Planned Acts of Kindness

Be what we want to manifest, right? There are so many famous variations of that statement. Gandhi: Be the change you want to see in the world. I think the world can always use more kindness. What if we all challenged ourselves to plan an act of kindness each week? Once a week sounds easy, maybe even ridiculously easy. I have a coach who always says “set yourself up for success” so that is why I suggest once a week. Not too much pressure. Some planned acts of kindness might be a bit bigger-thinking about how much you can financially donate to a worthy charity that speaks to you. Other acts might be easier, “I will be buying the car behind me a coffee at the Starbucks drive-thru." Some idea’s will take a little more planning-coordinate with all your family members a night you can all volunteer together at a homeless shelter. But don’t think everything needs to be planned. The true goal of knowing your heart is in the right place is when something presents itself and you make the right decision. At the risk of this:

Matthew 6:1

Beware of practicing your piety before others in order to be seen by them; for then you have no reward from your Father in heaven.

I will share that our family recently did as it may inspire. It required about four emails to make sure our five year old could be a part of the evening, find out our responsibilities, and logistics. It required internal family emails, reminding, explaining and getting everyone on board. And then the magic happened. It was finally the night. We went to a church in Minneapolis to serve dinner to people who needed a meal. We received an orientation about the kitchen, some rules and were told what we needed to do to get dinner ready. We helped set the tables and decided that our family of six would do the beverages and desserts so we could all be together. We handed out the cookies and my husband scooped the ice cream and we made sure everyone had water and milk. Other adult volunteers served the meatball, potato and gravy dinner, the exact menu we were planning for our Christmas dinner. We cleared and washed tables. We were able to go table to table and offer people the extra cookies and told them to take a bunch to have for later. Everyone was kind. They were grateful to us. All we did was serve them for a few hours and we went back to our warm home. Most of the people who ate dinner there that night did not have a permanent home. We have packed food at Feed my Starving Children which is a wonderful organization but there was something…about looking into the eyes of the people we were honored to serve that gave the night deep meaning. And the very best part is-all my kids asked as we were leaving was when we could do it again. Give presence to the world you want to create. (Random Acts of Kindness week is February 9-15, 2015)

Ezekiel 16:49

This was the guilt of your sister Sodom: she and her daughters had pride, excess of food, and prosperous ease, but did not aid the poor and needy.

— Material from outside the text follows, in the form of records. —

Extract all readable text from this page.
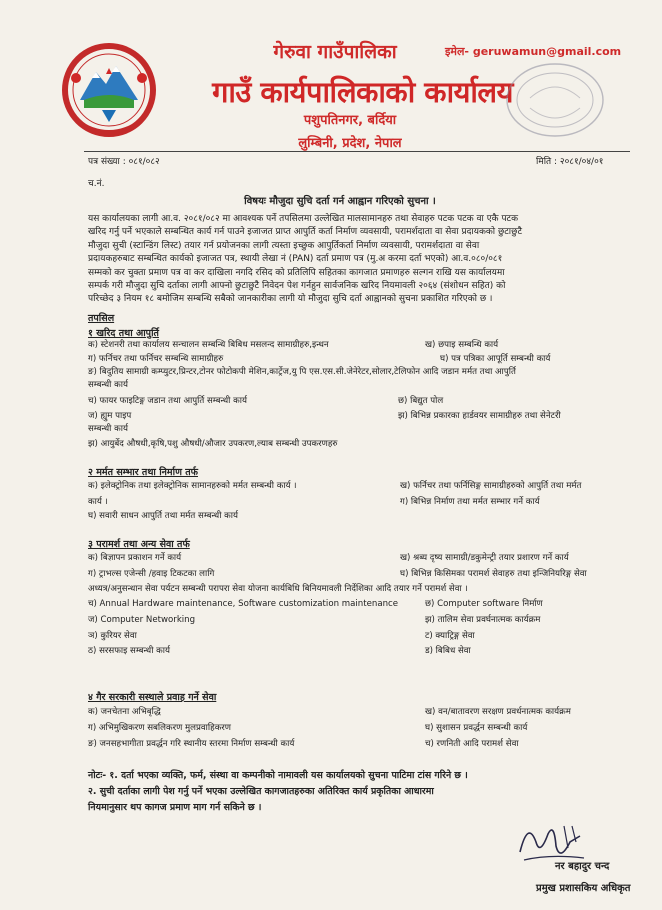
गेरुवा गाउँपालिका
गाउँ कार्यपालिकाको कार्यालय
पशुपतिनगर, बर्दिया
लुम्बिनी, प्रदेश, नेपाल
इमेल- geruwamun@gmail.com
पत्र संख्या : ०८१/०८२	मिति : २०८१/०४/०१
च.नं.
विषयः मौजुदा सुचि दर्ता गर्न आह्वान गरिएको सुचना ।
यस कार्यालयका लागी आ.व. २०८१/०८२ मा आवश्यक पर्ने तपसिलमा उल्लेखित मालसामानहरु तथा सेवाहरु पटक पटक वा एकै पटक
खरिद गर्नु पर्ने भएकाले सम्बन्धित कार्य गर्न पाउने इजाजत प्राप्त आपुर्ति कर्ता निर्माण व्यवसायी, परामर्शदाता वा सेवा प्रदायकको छुटाछुटै
मौजुदा सुची (स्टान्डिंग लिस्ट) तयार गर्न प्रयोजनका लागी त्यस्ता इच्छुक आपुर्तिकर्ता निर्माण व्यवसायी, परामर्शदाता वा सेवा
प्रदायकहरुबाट सम्बन्धित कार्यको इजाजत पत्र, स्थायी लेखा नं (PAN) दर्ता प्रमाण पत्र (मु.अ करमा दर्ता भएको) आ.व.०८०/०८१
सम्मको कर चुक्ता प्रमाण पत्र वा कर दाखिला नगदि रसिद को प्रतिलिपि सहितका कागजात प्रमाणहरु सल्गन राखि यस कार्यालयमा
सम्पर्क गरी मौजुदा सुचि दर्ताका लागी आफ्नो छुटाछुटै निवेदन पेश गर्नहुन सार्वजनिक खरिद नियमावली २०६४ (संशोधन सहित) को
परिच्छेद ३ नियम १८ बमोजिम सम्बन्धि सबैको जानकारीका लागी यो मौजुदा सुचि दर्ता आह्वानको सुचना प्रकाशित गरिएको छ ।
तपसिल
१ खरिद तथा आपुर्ति
क) स्टेशनरी तथा कार्यालय सन्चालन सम्बन्धि बिबिध मसलन्द सामाग्रीहरु,इन्धन	ख) छपाइ सम्बन्धि कार्य
ग) फर्निचर तथा फर्निचर सम्बन्धि सामाग्रीहरु	घ) पत्र पत्रिका आपूर्ति सम्बन्धी कार्य
ङ) बिदुतिय सामाग्री कम्प्युटर,प्रिन्टर,टोनर फोटोकपी मेशिन,कार्ट्रेज,यु पि एस.एस.सी.जेनेरेटर,सोलार,टेलिफोन आदि जडान मर्मत तथा आपुर्ति
सम्बन्धी कार्य
च) फायर फाइटिङ्ग जडान तथा आपुर्ति सम्बन्धी कार्य	छ) बिद्युत पोल
ज) ह्युम पाइप	झ) बिभिन्न प्रकारका हार्डवयर सामाग्रीहरु तथा सेनेटरी
सम्बन्धी कार्य
झ) आयुर्बेद औषधी,कृषि,पशु औषधी/औजार उपकरण,ल्याब सम्बन्धी उपकरणहरु
२ मर्मत सम्भार तथा निर्माण तर्फ
क) इलेक्ट्रोनिक तथा इलेक्ट्रोनिक सामानहरुको मर्मत सम्बन्धी कार्य ।	ख) फर्निचर तथा फर्निसिङ्ग सामाग्रीहरुको आपुर्ति तथा मर्मत
कार्य ।	ग) बिभिन्न निर्माण तथा मर्मत सम्भार गर्ने कार्य
घ) सवारी साधन आपुर्ति तथा मर्मत सम्बन्धी कार्य
३ परामर्श तथा अन्य सेवा तर्फ
क) बिज्ञापन प्रकाशन गर्ने कार्य	ख) श्रब्य दृष्य सामाग्री/डकुमेन्ट्री तयार प्रशारण गर्ने कार्य
ग) ट्राभल्स एजेन्सी /हवाइ टिकटका लागि	घ) बिभिन्न किसिमका परामर्श सेवाहरु तथा इन्जिनियरिङ्ग सेवा
अध्यत्र/अनुसन्धान सेवा पर्यटन सम्बन्धी परापरा सेवा योजना कार्यबिधि बिनियमावली निर्देशिका आदि तयार गर्ने परामर्श सेवा ।
च) Annual Hardware maintenance, Software customization maintenance	छ) Computer software निर्माण
ज) Computer Networking	झ) तालिम सेवा प्रवर्घनात्मक कार्यक्रम
ञ) कुरियर सेवा	ट) क्याट्रिङ्ग सेवा
ठ) सरसफाइ सम्बन्धी कार्य	ड) बिबिध सेवा
४ गैर सरकारी सस्थाले प्रवाह गर्ने सेवा
क) जनचेतना अभिबृद्धि	ख) वन/बातावरण सरक्षण प्रवर्धनात्मक कार्यक्रम
ग) अभिमुखिकरण सबलिकरण मुलप्रवाहिकरण	घ) सुशासन प्रवर्द्धन सम्बन्धी कार्य
ङ) जनसहभागीता प्रवर्द्धन गरि स्थानीय स्तरमा निर्माण सम्बन्धी कार्य	च) रणनिती आदि परामर्श सेवा
नोटः- १. दर्ता भएका व्यक्ति, फर्म, संस्था वा कम्पनीको नामावली यस कार्यालयको सुचना पाटिमा टांस गरिने छ ।
२. सुची दर्ताका लागी पेश गर्नु पर्ने भएका उल्लेखित कागजातहरुका अतिरिक्त कार्य प्रकृतिका आधारमा
नियमानुसार थप कागज प्रमाण माग गर्न सकिने छ ।
नर बहादुर चन्द
प्रमुख प्रशासकिय अधिकृत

Who will pluck your chin hairs?

A friend of mine has a pact with one of her college buddies-if one of them falls into a coma and is lying in a hospital bed, the other one will come running secretly with tweezers. She will take care of business. This is what friends do. She mentioned another friend has the same type of pact with a trusted friend but it involves a uni-brow.

This all seemed very funny until last week, when my college roommate fell down right on her face at 10 pm.  A blood clot hit her brain and caused a massive stroke. After being on blood thinners for a night, the swelling of the brain was still so great that surgery was performed to remove a piece of her skull and relieve the pressure. That piece of skull now resides safely in her abdomen where it will stay healthy until it can be placed back in its rightful place.

She has a great network of friends and family who are watching out for her (no tweezers needed) She is 47 years old.

The initial shock is finally wearing off and I have stopped crying every day. This Sunday, church was doing its best to get me to cry. Typical of when you are actually paying attention to life it speaks loud and clear to you. The Bible verse for the day was Matthew 25:13. “Therefore keep watch, because you do not know the hour or the day.”

When I awake, I feel heavy and then I remember why. My friend’s life is desperately altered and we don’t know what her future looks like. If I look deeper though, it isn’t only because I am so worried about my dear friend. I am also thinking-if this happened to me, would I have the level of support I need? What girlfriends would fight for me, everyday? Do I have someone who would question the Doctors? Post CaringBridge updates? Make sure I didn’t have too many visitors? Who would help mother my children and be their role model? Who could provide the emotional support needed from a friend--which is different from a spouse who would be so emotionally drained? Am I at peace with all of my relationships? Is there anything I need to do so I would have no regrets? Do I have someone who would run over secretly with the tweezers?